The candidates to replace Jeremy Corbyn have been busily launching their campaigns and giving political interviews this weekend, with the party deciding the rules for the contest at a meeting of its ruling National Executive Committee tomorrow. There are still a couple of candidates left to launch their official campaigns, including Rebecca Long-Bailey, who appears to have disappeared to a location far more secretive than any prime ministerial holiday, and Ian Lavery. But here’s what we know so far about each of the candidates:
Keir Starmer: considered the frontrunner in the contest, the shadow Brexit secretary launched his campaign last night with a moving video. It was moving in the sense that it offered Starmer’s own personal story and a sense of why he is in politics, but also because it quite obviously moved him to the left of where he’s sat for the past few years. It seems he thinks he will end up fighting a centrist candidate such as Jess Phillips or Lisa Nandy, and is going for the members who can’t back either of those. His slogan is ‘Another future is possible’.
Jess Phillips: Her video on Friday promised to ‘Speak Truth. Win Power’ and the Birmingham Yardley MP is busily characterising herself as someone who says what they think (something Labour members used to love about Jeremy Corbyn, but which hasn’t gone down so well when it’s Phillips joking about knifing Corbyn in the front, for instance). She will get plenty of attention – and criticism – for suggesting today that she could campaign for Britain to rejoin the EU.
Lisa Nandy: When she’s not talking about how much she loves towns, Nandy’s pitch is considered by party colleagues as rather Blue Labour-ish. She criticised her party for ‘patronising’ voters on Brexit and is the most vocal about the current political system not working for the communities Labour should represent.
Emily Thornberry: Declared before Christmas and despite remaining a member of the shadow cabinet spent today tearing into her party’s election manifesto.

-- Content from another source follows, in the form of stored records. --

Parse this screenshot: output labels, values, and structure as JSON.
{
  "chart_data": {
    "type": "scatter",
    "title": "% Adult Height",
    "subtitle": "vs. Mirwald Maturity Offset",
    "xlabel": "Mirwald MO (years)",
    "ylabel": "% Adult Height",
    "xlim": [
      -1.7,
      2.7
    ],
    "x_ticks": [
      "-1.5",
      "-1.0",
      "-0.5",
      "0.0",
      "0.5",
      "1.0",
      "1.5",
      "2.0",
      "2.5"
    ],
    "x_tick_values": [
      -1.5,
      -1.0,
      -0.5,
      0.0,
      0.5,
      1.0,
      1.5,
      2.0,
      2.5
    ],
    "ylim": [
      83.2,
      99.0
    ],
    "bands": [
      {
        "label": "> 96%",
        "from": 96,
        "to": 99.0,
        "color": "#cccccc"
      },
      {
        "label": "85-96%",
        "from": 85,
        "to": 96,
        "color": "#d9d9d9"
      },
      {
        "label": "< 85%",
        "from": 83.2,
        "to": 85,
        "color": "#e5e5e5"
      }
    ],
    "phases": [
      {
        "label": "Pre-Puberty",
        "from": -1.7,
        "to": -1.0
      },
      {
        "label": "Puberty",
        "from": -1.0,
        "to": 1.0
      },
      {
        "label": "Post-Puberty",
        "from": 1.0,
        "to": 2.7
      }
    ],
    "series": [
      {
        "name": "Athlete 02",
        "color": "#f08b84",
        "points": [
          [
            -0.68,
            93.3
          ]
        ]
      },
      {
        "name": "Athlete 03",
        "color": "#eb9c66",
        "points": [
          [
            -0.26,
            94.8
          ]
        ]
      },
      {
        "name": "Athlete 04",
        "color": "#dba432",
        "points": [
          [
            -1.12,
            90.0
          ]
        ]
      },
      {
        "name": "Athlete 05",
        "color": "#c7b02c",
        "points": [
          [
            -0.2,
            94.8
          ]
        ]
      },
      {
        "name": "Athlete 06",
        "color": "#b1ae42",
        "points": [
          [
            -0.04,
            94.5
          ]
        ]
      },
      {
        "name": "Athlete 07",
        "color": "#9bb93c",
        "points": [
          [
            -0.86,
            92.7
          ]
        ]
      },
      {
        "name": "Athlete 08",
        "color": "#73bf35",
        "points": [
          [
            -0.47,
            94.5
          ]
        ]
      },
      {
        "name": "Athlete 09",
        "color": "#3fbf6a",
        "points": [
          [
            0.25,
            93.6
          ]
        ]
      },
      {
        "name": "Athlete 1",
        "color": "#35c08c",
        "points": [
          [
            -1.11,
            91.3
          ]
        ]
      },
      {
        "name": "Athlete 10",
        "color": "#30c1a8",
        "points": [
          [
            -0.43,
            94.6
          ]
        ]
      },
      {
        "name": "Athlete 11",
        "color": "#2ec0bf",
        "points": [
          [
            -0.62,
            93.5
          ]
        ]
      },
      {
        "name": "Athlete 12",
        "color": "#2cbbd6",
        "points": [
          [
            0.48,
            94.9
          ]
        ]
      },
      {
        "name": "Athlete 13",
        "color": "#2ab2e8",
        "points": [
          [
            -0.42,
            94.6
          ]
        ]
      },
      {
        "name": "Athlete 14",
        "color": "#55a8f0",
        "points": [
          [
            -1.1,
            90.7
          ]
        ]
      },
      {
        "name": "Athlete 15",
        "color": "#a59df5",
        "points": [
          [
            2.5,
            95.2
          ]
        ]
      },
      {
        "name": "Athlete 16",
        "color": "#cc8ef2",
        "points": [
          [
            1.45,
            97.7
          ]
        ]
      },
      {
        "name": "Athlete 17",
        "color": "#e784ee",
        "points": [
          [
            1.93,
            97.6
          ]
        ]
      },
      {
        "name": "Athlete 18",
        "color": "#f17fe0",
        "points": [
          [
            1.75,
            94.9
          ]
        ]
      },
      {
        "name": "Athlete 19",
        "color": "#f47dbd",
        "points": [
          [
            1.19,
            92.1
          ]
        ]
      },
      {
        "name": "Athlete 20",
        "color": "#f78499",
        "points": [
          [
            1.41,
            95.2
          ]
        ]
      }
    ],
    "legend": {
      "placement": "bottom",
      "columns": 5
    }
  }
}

She told Sophy Ridge that there are ‘all kinds of criticism in terms of the way the election was organised’, which explains why she stayed so quiet during the campaign itself. She wants the party to be much more realistic on spending pledges, and says she won’t be fighting from the left, right or centre.
Rebecca Long-Bailey: Not yet declared, but expected to run on a joint ticket with deputy leadership hopeful Angela Rayner. The most Corbynite of the realistic candidates, with strong backing from John McDonnell.
Ian Lavery: Not yet declared. Will be to the left of Long-Bailey and less likely to garner support in the parliamentary party.
Clive Lewis: Making the ambitious claim that Labour hasn’t yet sufficiently detached itself from Blairism, which is the strangest criticism ever levelled at Corbyn.
The NEC meeting tomorrow will show us how determined the Corbynites are to hold on to the levers of power, despite the fact that their man is stepping down after such a disastrous election result.It is within the NEC’s power to set the deadline for new members to join and be eligible to vote in the contest. The theory is that the longer the amount of time available for new members to sign up, the more favourable the situation for the centrist candidates such as Phillips and Nandy. Already the rival camps are muttering about the threats of a stitch-up, and there is a row about the presence at tomorrow’s meeting of Jon Lansman, who supports Rebecca Long-Bailey. Long-Bailey herself will not be at the meeting, but her opponents, particularly the Phillips and Lavery campaigns, will be on a hair trigger to accuse her acolytes of attempts to stitch up the contest before it has properly begun.